What's the output of stat /run/proxmox-backup/old-locking on the PBS? Also, please share the output of mount, again executed on the PBS.
 
or do i need to state these commands while the backup is running?
Thanks, no, I've got the information i needed. This tells us that the new paths are used for locking.

To narrow down the issue, can you fully exclude that there are multiple backup jobs trying to backup to the same group at the same time? Further, can you exclude that there are other ongoing jobs which would lock the last snapshot of the group, e.g. prunes. Do the backup jobs have their own retention settings or is retention managed by the PBS?
 
well thats how it is set on the PVE:
1744730053839.png

so the individual backup jobs per VM/CT for the 5 nodes is managed by a sinlgle job daily all 3h during weektime.

on the PBS the prune could be running, or a push sync:

1744730135159.png

1744730145390.png

shall i change the prune one to not all 2 hours but in the night?
 
problem still persists also after changing the timing of the prune jobs:

today happening on 2 various nodes and SQL

164: 2025-04-16 10:16:48 ERROR: Backup of VM 164 failed - VM 164 qmp command 'backup' failed - backup connect failed: command error: while locking last snapshot during backup 'BackupInfo { backup_dir: BackupDir { store: "PBS1", ns: BackupNamespace { inner: [], len: 0 }, dir: BackupDir { group: BackupGroup { ty: Vm, id: "164" }, time: 1744780440 }, backup_time_string: "2025-04-16T05:14:00Z" }, files: ["index.json.blob", "drive-virtio0.img.fidx", "client.log.blob", "drive-virtio1.img.fidx", "drive-virtio2.img.fidx", "drive-efidisk0.img.fidx", "qemu-server.conf.blob"], protected: false }'
 
Right so you suspect the sync jobs. i have seen 2 updates on the PVE for backup this morning, but these havent cahnged anything. please update once there is more progress.

tahkn you
 
Yeah I only send the patch today, will probably take a little bit for this to get pushed out. You could space the push sync jobs more if that is an option for you.
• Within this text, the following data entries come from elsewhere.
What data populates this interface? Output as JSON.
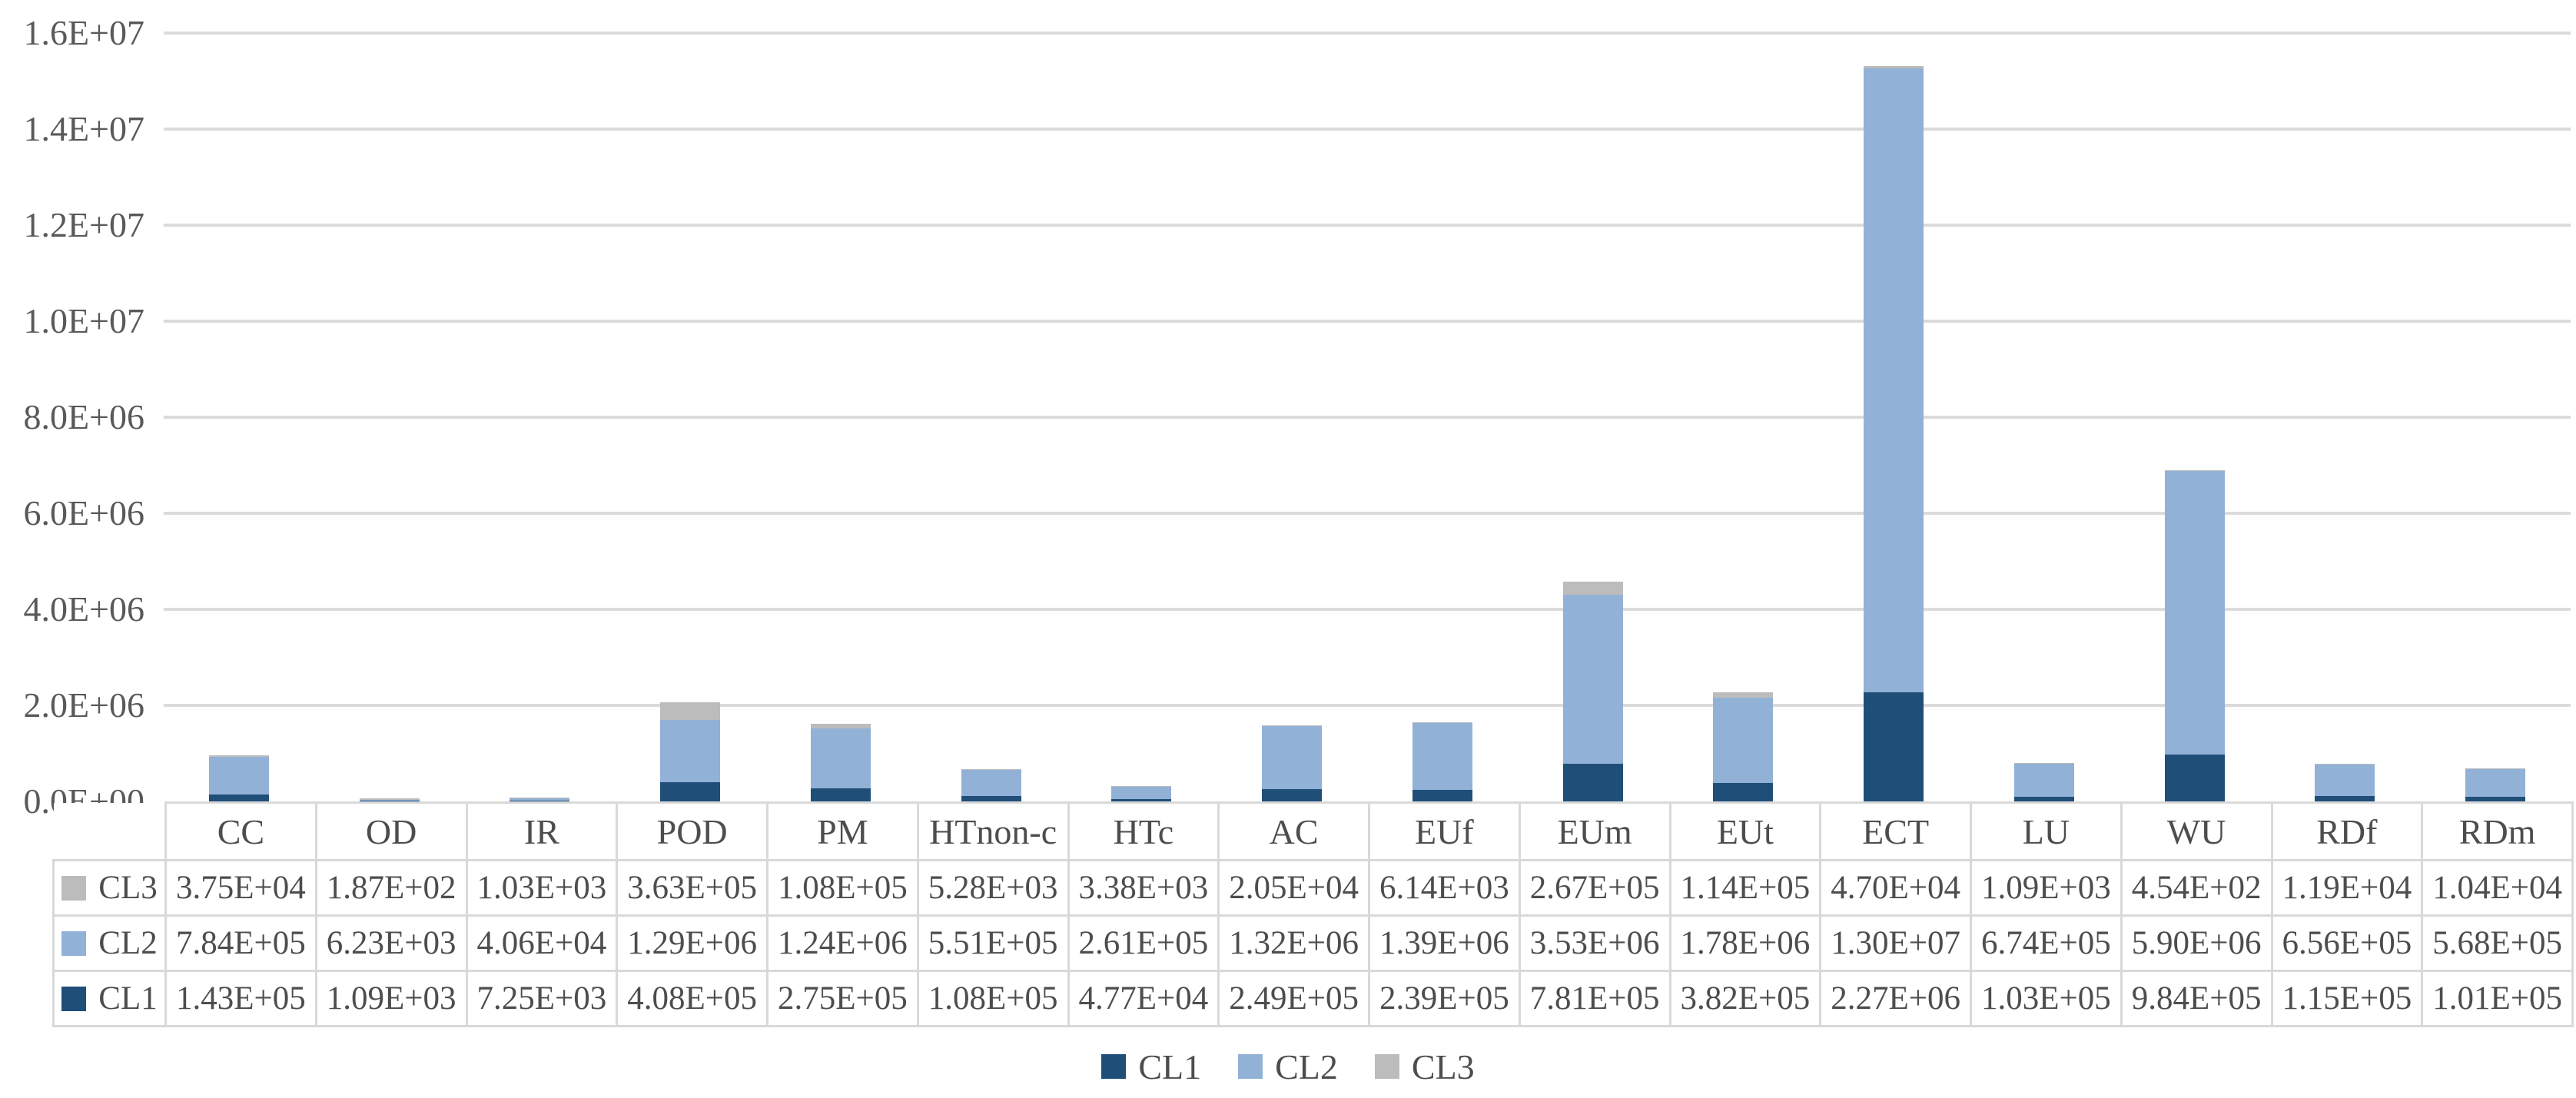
{
  "figure": {
    "background": "#FFFFFF",
    "text_color": "#4d4d4d",
    "axis_text_color": "#595959",
    "gridline_color": "#DBDBDB",
    "table_border_color": "#D9D9D9"
  },
  "chart_data": {
    "type": "bar",
    "stacked": true,
    "title": "",
    "xlabel": "",
    "ylabel": "",
    "grid": true,
    "legend_position": "bottom",
    "ylim": [
      0,
      16000000
    ],
    "y_ticks": [
      "0.0E+00",
      "2.0E+06",
      "4.0E+06",
      "6.0E+06",
      "8.0E+06",
      "1.0E+07",
      "1.2E+07",
      "1.4E+07",
      "1.6E+07"
    ],
    "categories": [
      "CC",
      "OD",
      "IR",
      "POD",
      "PM",
      "HTnon-c",
      "HTc",
      "AC",
      "EUf",
      "EUm",
      "EUt",
      "ECT",
      "LU",
      "WU",
      "RDf",
      "RDm"
    ],
    "series": [
      {
        "name": "CL1",
        "color": "#1F4E79",
        "values": [
          "1.43E+05",
          "1.09E+03",
          "7.25E+03",
          "4.08E+05",
          "2.75E+05",
          "1.08E+05",
          "4.77E+04",
          "2.49E+05",
          "2.39E+05",
          "7.81E+05",
          "3.82E+05",
          "2.27E+06",
          "1.03E+05",
          "9.84E+05",
          "1.15E+05",
          "1.01E+05"
        ]
      },
      {
        "name": "CL2",
        "color": "#92B1D6",
        "values": [
          "7.84E+05",
          "6.23E+03",
          "4.06E+04",
          "1.29E+06",
          "1.24E+06",
          "5.51E+05",
          "2.61E+05",
          "1.32E+06",
          "1.39E+06",
          "3.53E+06",
          "1.78E+06",
          "1.30E+07",
          "6.74E+05",
          "5.90E+06",
          "6.56E+05",
          "5.68E+05"
        ]
      },
      {
        "name": "CL3",
        "color": "#BCBCBC",
        "values": [
          "3.75E+04",
          "1.87E+02",
          "1.03E+03",
          "3.63E+05",
          "1.08E+05",
          "5.28E+03",
          "3.38E+03",
          "2.05E+04",
          "6.14E+03",
          "2.67E+05",
          "1.14E+05",
          "4.70E+04",
          "1.09E+03",
          "4.54E+02",
          "1.19E+04",
          "1.04E+04"
        ]
      }
    ],
    "data_table_row_order": [
      "CL3",
      "CL2",
      "CL1"
    ]
  }
}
The problem here is that push sync jobs shouldn't take exclusive locks, as they only need to read the backup, not modify it. However, if there is no sync job running during the backup, this shouldn't make a difference. So if you could run the sync jobs, for example, in such a way that they only run two hours after the backups, there likely won't be an issue.
 
  • Like
Reactions: Chris
Right understood, well then i just leave it as is right now. since the mgmt of timing is one time done on PVE and for the sync on the PBS i couldnt chain them together. thank you for fast response!
 
By the way this change was pushed to pbstest as PBS 3.4.1 by now, might want to check that out and see if it fixes the problem for you.